Terrified of what could have happened when he wasn’t in control, Cain commands Sarah to leave his house – but exorcising her isn’t that easy. She retaliates against her murderers in bloody, horrific ways, each death making her stronger, then sets her sights on Cain. With the help of friends, Cain fights to save himself and his loved ones and searches for a way to stop Sarah before she kills again.

This is a wonderful YA horror, I’m glad I gave it a chance despite my general aversion to YA titles.

It’s everything you could hope for in a teen haunting story – Cain, a likable highschool student. He’s a talented soccer (heh. American.) player, cares deeply for his family following the death of his father and is just trying to do the right thing while navigating this crazy world.
The last thing he needs is for a ghost girl to start walking down the stairs from the attic and make herself at home in his bedroom. Obviously, that’s exactly what happens and he has to figure out exactly what her story is and why she’s still wandering the earth.
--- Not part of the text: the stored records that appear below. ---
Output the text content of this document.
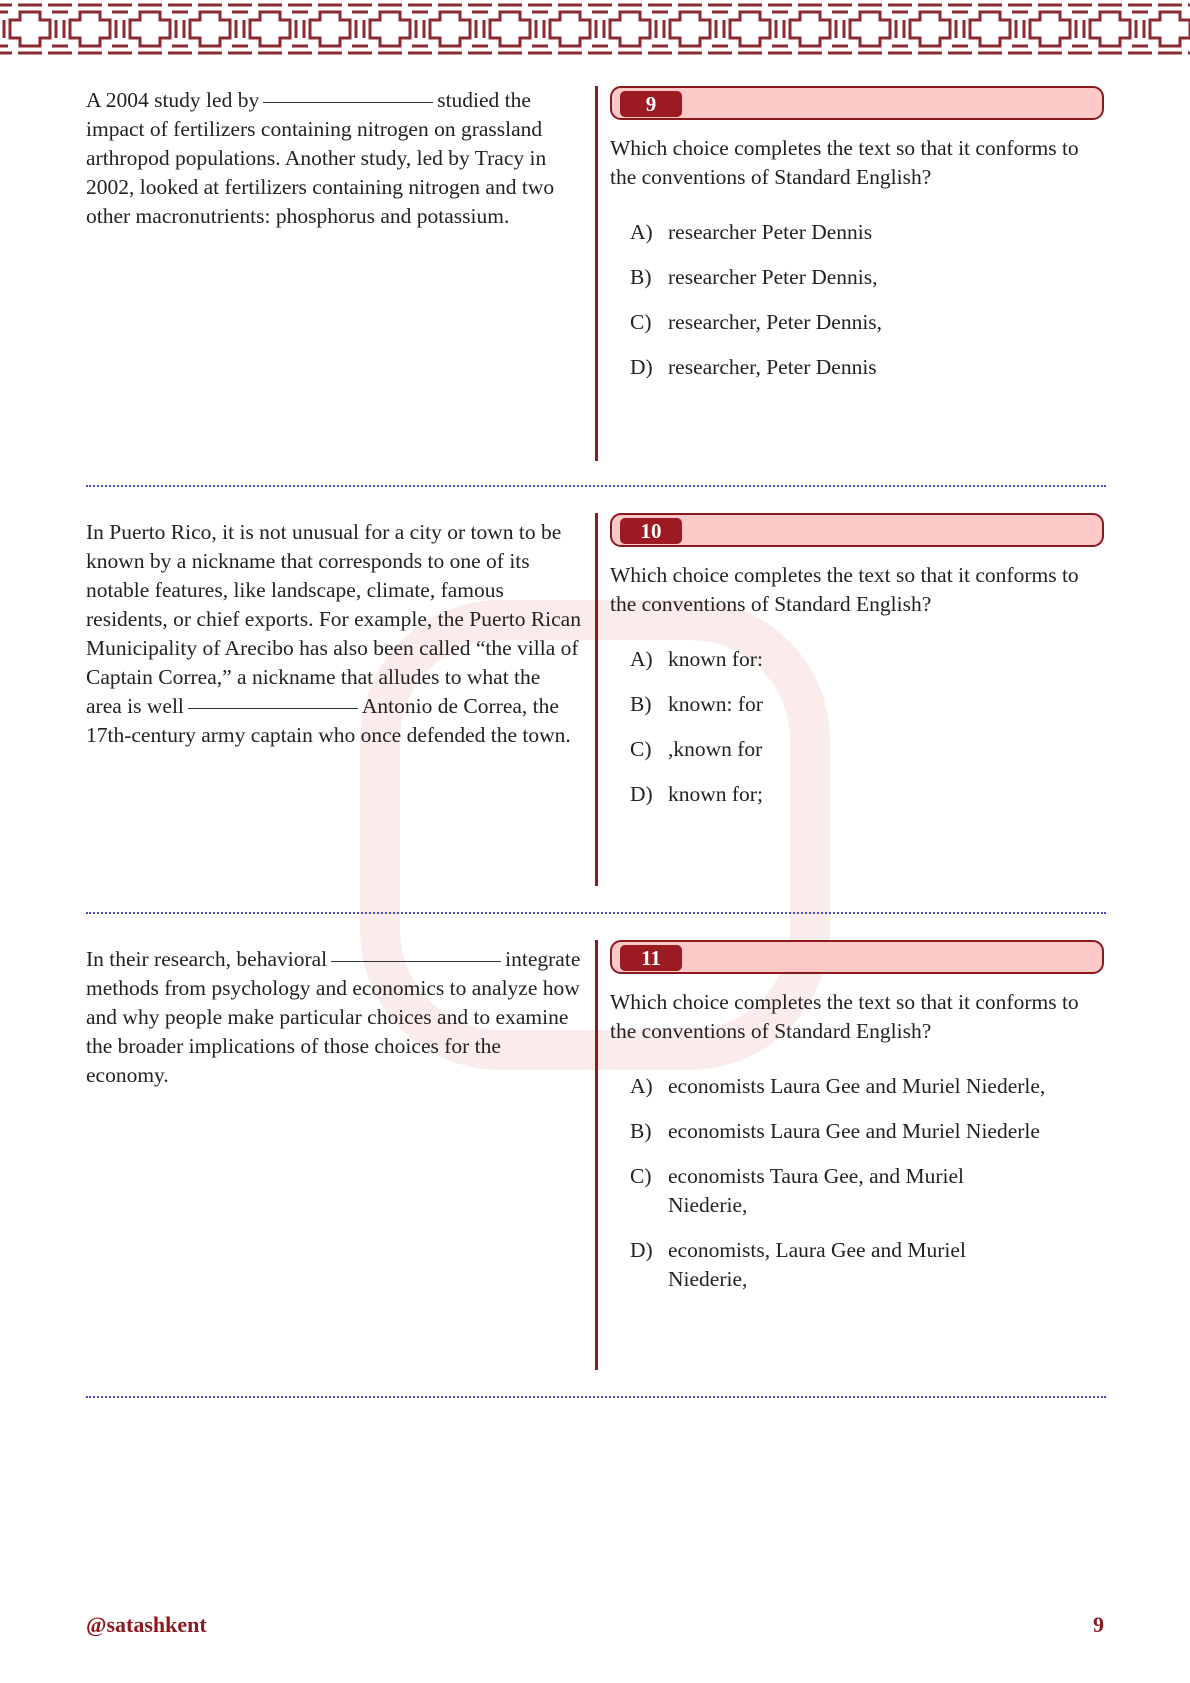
A 2004 study led by	studied the impact of fertilizers containing nitrogen on grassland arthropod populations. Another study, led by Tracy in 2002, looked at fertilizers containing nitrogen and two other macronutrients: phosphorus and potassium.
9
Which choice completes the text so that it conforms to the conventions of Standard English?
A) researcher Peter Dennis
B) researcher Peter Dennis,
C) researcher, Peter Dennis,
D) researcher, Peter Dennis
In Puerto Rico, it is not unusual for a city or town to be known by a nickname that corresponds to one of its notable features, like landscape, climate, famous residents, or chief exports. For example, the Puerto Rican Municipality of Arecibo has also been called “the villa of Captain Correa,” a nickname that alludes to what the area is well	Antonio de Correa, the 17th-century army captain who once defended the town.
10
Which choice completes the text so that it conforms to the conventions of Standard English?
A) known for:
B) known: for
C) ,known for
D) known for;
In their research, behavioral	integrate methods from psychology and economics to analyze how and why people make particular choices and to examine the broader implications of those choices for the economy.
11
Which choice completes the text so that it conforms to the conventions of Standard English?
A) economists Laura Gee and Muriel Niederle,
B) economists Laura Gee and Muriel Niederle
C) economists Taura Gee, and Muriel Niederie,
D) economists, Laura Gee and Muriel Niederie,
@satashkent	9
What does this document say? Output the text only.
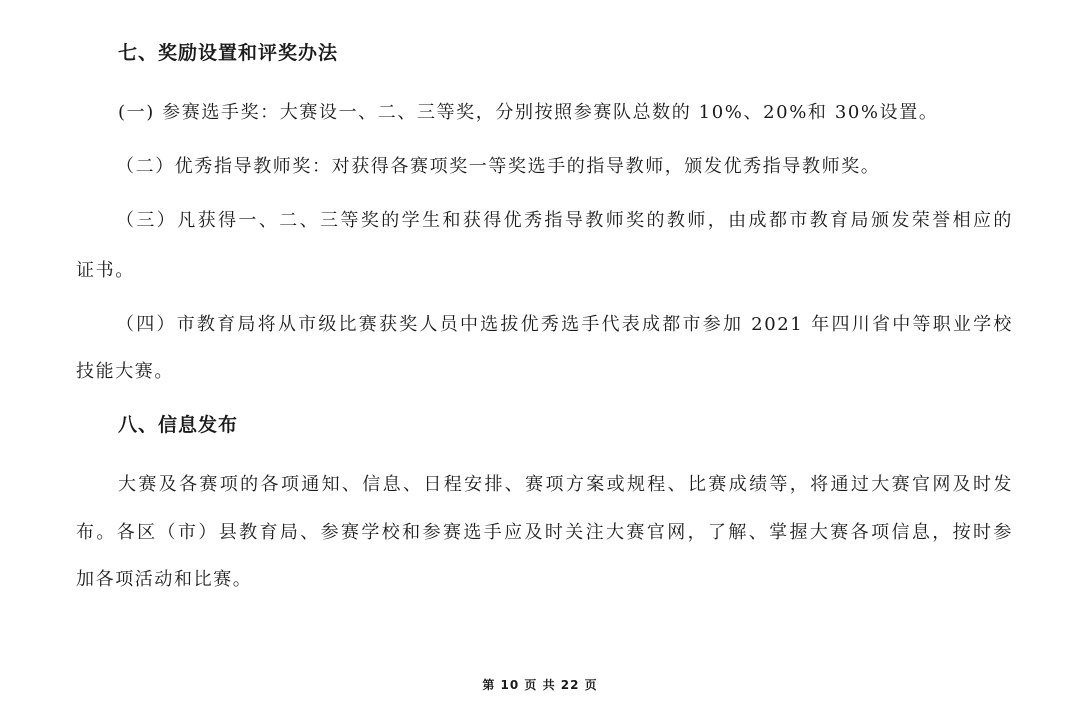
七、奖励设置和评奖办法
(一) 参赛选手奖：大赛设一、二、三等奖，分别按照参赛队总数的 10%、20%和 30%设置。
（二）优秀指导教师奖：对获得各赛项奖一等奖选手的指导教师，颁发优秀指导教师奖。
（三）凡获得一、二、三等奖的学生和获得优秀指导教师奖的教师，由成都市教育局颁发荣誉相应的
证书。
（四）市教育局将从市级比赛获奖人员中选拔优秀选手代表成都市参加 2021 年四川省中等职业学校
技能大赛。
八、信息发布
大赛及各赛项的各项通知、信息、日程安排、赛项方案或规程、比赛成绩等，将通过大赛官网及时发
布。各区（市）县教育局、参赛学校和参赛选手应及时关注大赛官网，了解、掌握大赛各项信息，按时参
加各项活动和比赛。
第 10 页 共 22 页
The writing is really atmospheric and spooky, the tension definitely sends chills down your spine the closer you get to the end of the book – the beginning is a little bit tame so I was starting to wonder where the author was going to go with the second half… I needn’t have worried! It gets darker and hangs on to you tightly.
I loved the story – it was missing some of the really dark elements that you would have expected in an adult horror (like the nature of ghosts etc.) but sometimes you just have to enjoy something for what it is!
The only thing that did bother me was how teenage girls were portrayed, on one hand you had the vacuous, hideously selfish popularity queen who would go out with any boy who could enhance her social standing and then on the other side of the spectrum you had the ‘cool girl’. The one who enjoys sports, plays a classical instrument, is ‘different from all the other girls’ and automatically believes anything the boy has to say about ghosts haunting his bedroom. Given that Cain himself is so middle of the road, the author is capable of writing characters that aren’t just highschool stereotypes.
So, gender politics aside, this really is a book worth picking up if you’re a fan of ghost stories with a nasty edge.